Friday 16 March
A soothing sooful, which as the blog shows we haven't had in a while. As you might guess, sooful is how we pronounce "soufflé" around these here parts, and a five-egg one is perfect for two hungry people.
So sauté some mushrooms sliced thin in butter with salt and thyme. Set aside.
Make a stiffish béchamel (see below), with about 2 TBSP butter, 2 TBSP flour for the roux. Dribble in a cup of milk, beating all the while. Add pinch of nutmeg (pretty much essential for any white sauce) and white pepper. I added about 2 oz. of goat cheese while the béchamel was still warmish to give it that yuppie touch.
Then pause to whip the whites in my Kitchen Aid mixer (Thanks, Barbara!). My only trick for a sooful is to slop the beaten egg whites into a batter bowl on the side and use the deep mixer bowl for blending. You have to dirty yet another bowl, but the one with only the puffy whites in it cleans up more easily.

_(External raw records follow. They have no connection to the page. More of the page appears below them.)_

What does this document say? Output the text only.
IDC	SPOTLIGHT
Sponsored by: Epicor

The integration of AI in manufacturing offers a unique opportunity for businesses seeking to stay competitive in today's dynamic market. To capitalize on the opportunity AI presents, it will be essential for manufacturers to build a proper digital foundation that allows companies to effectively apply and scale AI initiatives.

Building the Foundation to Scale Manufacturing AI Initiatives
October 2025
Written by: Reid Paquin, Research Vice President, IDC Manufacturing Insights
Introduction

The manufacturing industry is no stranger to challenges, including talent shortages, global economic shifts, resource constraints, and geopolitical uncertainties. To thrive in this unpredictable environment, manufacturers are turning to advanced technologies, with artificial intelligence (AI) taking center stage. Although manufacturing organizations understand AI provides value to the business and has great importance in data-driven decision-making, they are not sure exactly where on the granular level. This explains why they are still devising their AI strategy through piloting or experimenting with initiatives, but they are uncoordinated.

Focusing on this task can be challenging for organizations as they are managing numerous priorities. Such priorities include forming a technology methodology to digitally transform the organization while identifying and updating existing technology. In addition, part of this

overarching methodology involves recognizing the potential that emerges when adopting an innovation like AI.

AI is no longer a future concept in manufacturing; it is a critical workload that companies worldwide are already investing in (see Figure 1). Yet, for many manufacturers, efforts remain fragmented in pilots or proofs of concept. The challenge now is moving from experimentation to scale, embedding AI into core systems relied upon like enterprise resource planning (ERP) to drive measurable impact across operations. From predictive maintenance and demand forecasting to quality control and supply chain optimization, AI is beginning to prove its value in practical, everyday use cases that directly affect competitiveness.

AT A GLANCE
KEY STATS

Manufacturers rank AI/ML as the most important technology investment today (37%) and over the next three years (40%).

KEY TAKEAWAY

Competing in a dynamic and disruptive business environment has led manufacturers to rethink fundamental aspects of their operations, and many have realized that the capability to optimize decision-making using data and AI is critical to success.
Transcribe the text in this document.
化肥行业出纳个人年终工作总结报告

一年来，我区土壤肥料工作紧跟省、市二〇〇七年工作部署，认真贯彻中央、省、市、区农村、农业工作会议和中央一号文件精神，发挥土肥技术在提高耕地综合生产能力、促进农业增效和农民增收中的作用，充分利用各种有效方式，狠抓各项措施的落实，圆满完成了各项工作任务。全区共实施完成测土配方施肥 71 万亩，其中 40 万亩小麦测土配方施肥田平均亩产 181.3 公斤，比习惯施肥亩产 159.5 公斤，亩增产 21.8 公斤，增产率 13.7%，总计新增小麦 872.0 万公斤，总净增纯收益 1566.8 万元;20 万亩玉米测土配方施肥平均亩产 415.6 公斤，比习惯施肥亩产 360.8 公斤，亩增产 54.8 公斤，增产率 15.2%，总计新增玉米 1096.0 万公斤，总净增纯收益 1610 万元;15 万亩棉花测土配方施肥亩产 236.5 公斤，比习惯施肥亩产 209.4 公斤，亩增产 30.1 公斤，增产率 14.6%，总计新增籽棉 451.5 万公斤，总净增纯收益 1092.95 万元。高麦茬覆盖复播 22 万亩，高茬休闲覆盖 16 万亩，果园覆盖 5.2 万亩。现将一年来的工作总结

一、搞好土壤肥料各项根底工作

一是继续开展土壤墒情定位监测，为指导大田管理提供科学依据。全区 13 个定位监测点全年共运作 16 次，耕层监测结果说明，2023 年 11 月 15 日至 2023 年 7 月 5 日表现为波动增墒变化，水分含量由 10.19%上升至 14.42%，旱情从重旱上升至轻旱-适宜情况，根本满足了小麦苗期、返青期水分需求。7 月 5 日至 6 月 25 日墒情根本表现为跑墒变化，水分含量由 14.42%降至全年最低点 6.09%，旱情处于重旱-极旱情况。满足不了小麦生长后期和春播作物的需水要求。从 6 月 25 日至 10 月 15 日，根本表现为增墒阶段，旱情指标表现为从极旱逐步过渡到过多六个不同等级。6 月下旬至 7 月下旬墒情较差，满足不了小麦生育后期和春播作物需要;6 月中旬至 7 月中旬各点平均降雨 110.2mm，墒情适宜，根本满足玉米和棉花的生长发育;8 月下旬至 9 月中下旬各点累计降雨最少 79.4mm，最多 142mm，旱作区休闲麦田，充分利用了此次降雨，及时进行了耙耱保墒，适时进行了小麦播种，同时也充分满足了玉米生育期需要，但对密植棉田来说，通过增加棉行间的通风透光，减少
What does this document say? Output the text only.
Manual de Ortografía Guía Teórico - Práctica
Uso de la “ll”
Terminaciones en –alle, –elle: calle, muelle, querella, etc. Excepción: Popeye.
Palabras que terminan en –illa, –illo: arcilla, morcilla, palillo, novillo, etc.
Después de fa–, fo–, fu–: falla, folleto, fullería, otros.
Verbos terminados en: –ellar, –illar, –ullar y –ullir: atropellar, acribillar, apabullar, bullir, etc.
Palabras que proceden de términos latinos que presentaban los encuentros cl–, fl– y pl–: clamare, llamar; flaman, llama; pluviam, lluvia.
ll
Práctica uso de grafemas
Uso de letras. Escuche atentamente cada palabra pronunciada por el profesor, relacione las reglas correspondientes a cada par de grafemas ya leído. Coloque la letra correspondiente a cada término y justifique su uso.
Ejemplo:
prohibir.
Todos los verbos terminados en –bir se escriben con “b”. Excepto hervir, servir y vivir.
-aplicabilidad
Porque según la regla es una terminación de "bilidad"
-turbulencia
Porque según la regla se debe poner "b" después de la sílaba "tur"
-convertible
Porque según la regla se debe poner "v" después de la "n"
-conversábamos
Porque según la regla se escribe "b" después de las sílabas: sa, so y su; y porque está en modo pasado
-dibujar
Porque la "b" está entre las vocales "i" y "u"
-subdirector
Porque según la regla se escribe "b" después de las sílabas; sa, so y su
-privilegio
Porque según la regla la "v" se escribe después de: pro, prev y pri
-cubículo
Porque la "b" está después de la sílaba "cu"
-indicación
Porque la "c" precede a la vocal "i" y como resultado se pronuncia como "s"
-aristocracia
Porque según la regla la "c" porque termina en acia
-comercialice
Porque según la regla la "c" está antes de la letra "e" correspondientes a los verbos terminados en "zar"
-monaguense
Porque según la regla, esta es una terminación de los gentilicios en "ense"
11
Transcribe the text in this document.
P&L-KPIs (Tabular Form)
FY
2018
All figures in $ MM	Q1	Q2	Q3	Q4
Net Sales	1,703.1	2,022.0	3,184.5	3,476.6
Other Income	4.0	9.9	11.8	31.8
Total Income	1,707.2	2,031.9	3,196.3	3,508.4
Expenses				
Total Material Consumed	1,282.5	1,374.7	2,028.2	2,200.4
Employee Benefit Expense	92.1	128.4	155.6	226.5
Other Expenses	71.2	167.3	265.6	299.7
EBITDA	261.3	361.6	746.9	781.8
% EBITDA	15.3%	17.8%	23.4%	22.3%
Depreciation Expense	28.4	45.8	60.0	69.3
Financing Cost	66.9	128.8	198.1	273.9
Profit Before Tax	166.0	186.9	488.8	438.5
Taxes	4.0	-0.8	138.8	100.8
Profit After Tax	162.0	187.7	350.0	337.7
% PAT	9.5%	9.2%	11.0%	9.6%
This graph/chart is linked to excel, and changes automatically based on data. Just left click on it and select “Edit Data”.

Then the egg yolks get whisked into the béchamel, which by now won't cook them, with a cup or so (ca. 8 oz.) of grated Colby-jack cheese, plus the mushrooms and their lovely juices. Fold in the whites, then slurp it all into the buttered and floured soufflé dish. It goes into a 400º oven, which you then turn down to 375º. 35 minutes gives you a lovely, puffy, mushroomy, crusty but still moist sooful.
What we've eaten up to now:
Prompted by Andi's friend Susan's observation about the blog ("it sounds like you eat a lot of pork!!"), I got curious about how much we actually eat of what sort of things. It has been something over six months since we started blogging, so tonight's sooful seemed a good time for a half-year analysis. I went back through all the entries, assigned things by "main dish," and totted them up, though I left out restaurant meals and dinners that were made up of such varied things that you couldn't assign them to any particular category (e.g., antipasto - do three slices of genoa salami make it pork?).
Here are the results:
We had lamb 6 times.
Mainly vegetables (usually with cheese or egg, and not including pasta) 17 times.
Beef (and once veal) 23 times.
Pork, ham, sausages etc., 26 times.
Poultry (mainly chicken, but also duck, goose, turkey, dove, and pheasant) 28 times.
Fish/seafood 30 times.
Pasta 34 times.
This is a hell of a lot better balanced than I thought it would be, and I'm astounded that pork fell into fourth place. But then, it's almost Easter - in Porkopolis, that means it's time to buy a Schad's ham!